Он не понимал и половины того, что читал, даже если мог расшифровать все отдельные слова. Тексты были наполнены политическими аллюзиями, внутренними шутками, сленгом и условностями, которые он никогда не изучал. Вместо детства, проведенного в Лондоне, он пытался поглотить этот свод, пытался просмотреть упоминания о таких вещах, как тори, виги, чартисты и реформаторы, и запомнить, что они собой представляют. Он узнал, что такое кукурузные законы и какое отношение они имеют к французу по имени Наполеон. Он узнал, кто такие католики и протестанты и как (как он думал, по крайней мере) небольшие доктринальные различия между ними были, по-видимому, вопросом большой и кровавой важности.

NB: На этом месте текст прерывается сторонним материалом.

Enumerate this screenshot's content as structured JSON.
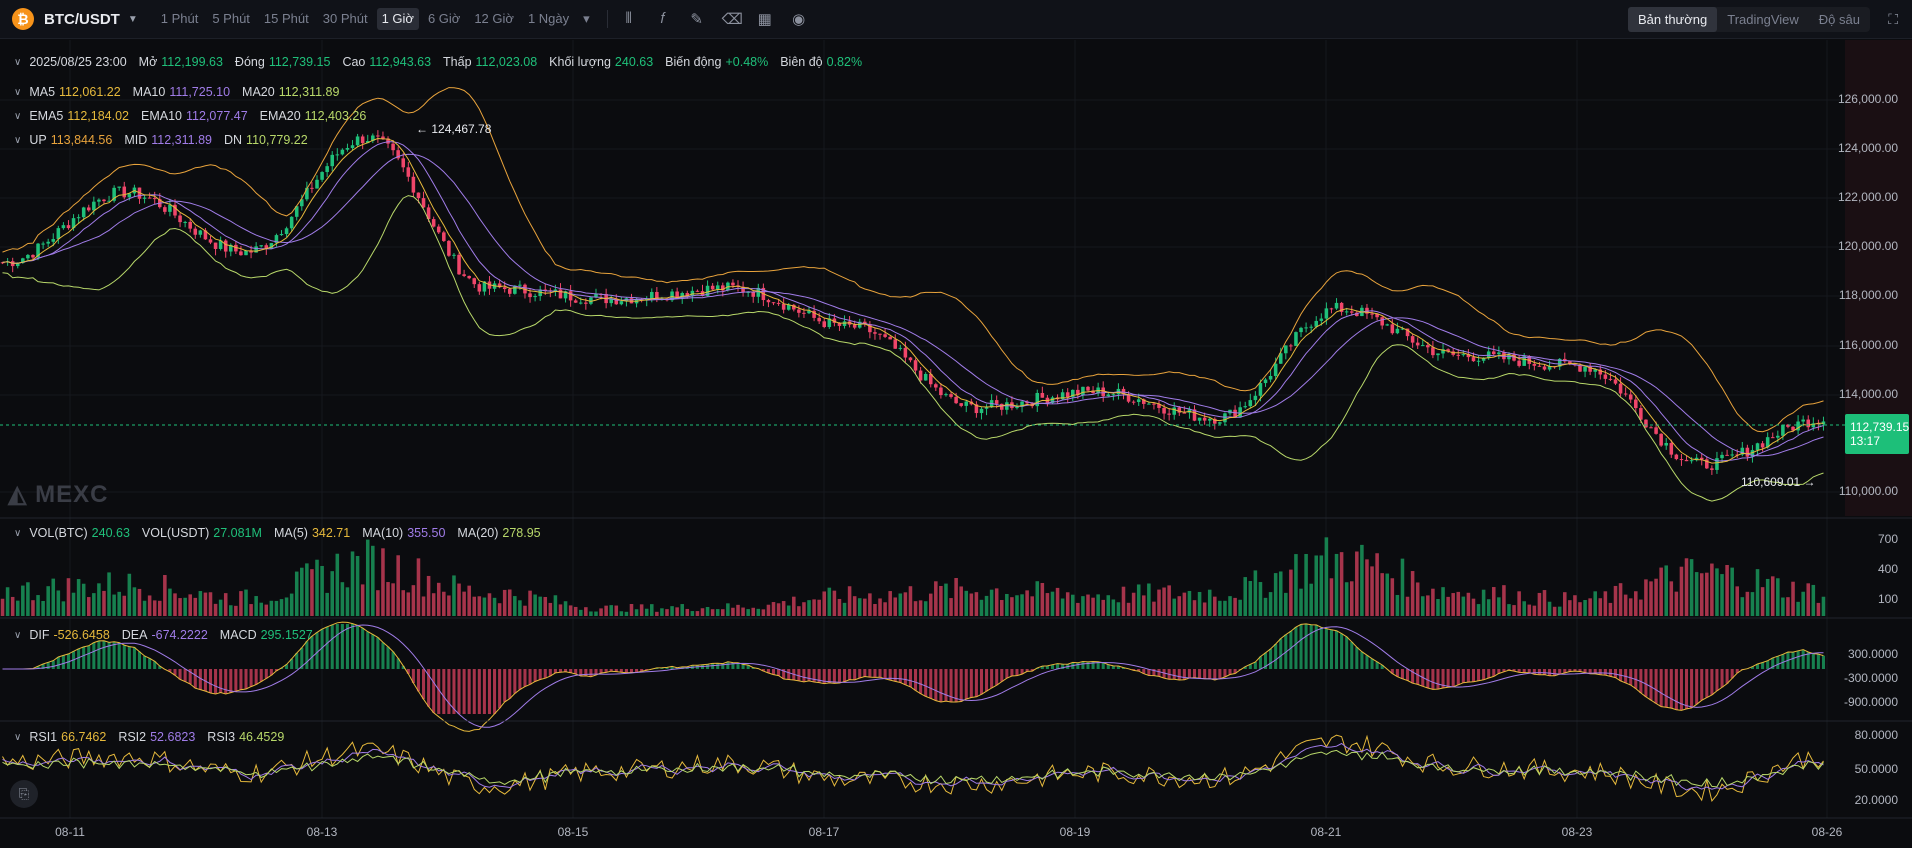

Он узнал, что быть англичанином — это не то же самое, что быть британцем, хотя ему все еще было трудно сформулировать разницу между этими двумя понятиями.
Он читал город и изучал его язык. Новые слова в английском языке были для него игрой, потому что, понимая слово, он всегда понимал что-то об истории или культуре Англии. Он радовался, когда обычные слова неожиданно образовывались из других слов, которые он знал. Hussy было соединением слов house и wife. Holiday было соединением слов holy и day. Бедлам произошел, как ни странно, от Вифлеема. Goodbye, как ни невероятно, было сокращенным вариантом God be with you. В лондонском Ист-Энде он познакомился с рифмованным сленгом кокни, который поначалу представлял собой большую загадку, так как он не знал, как Хэмпстед может означать «зубы».* Но как только он узнал об опущенном рифмующемся компоненте, ему было очень весело придумывать свои собственные. (Миссис Пайпер была не очень весела, когда он начал называть ужин «трапезой святых»)*.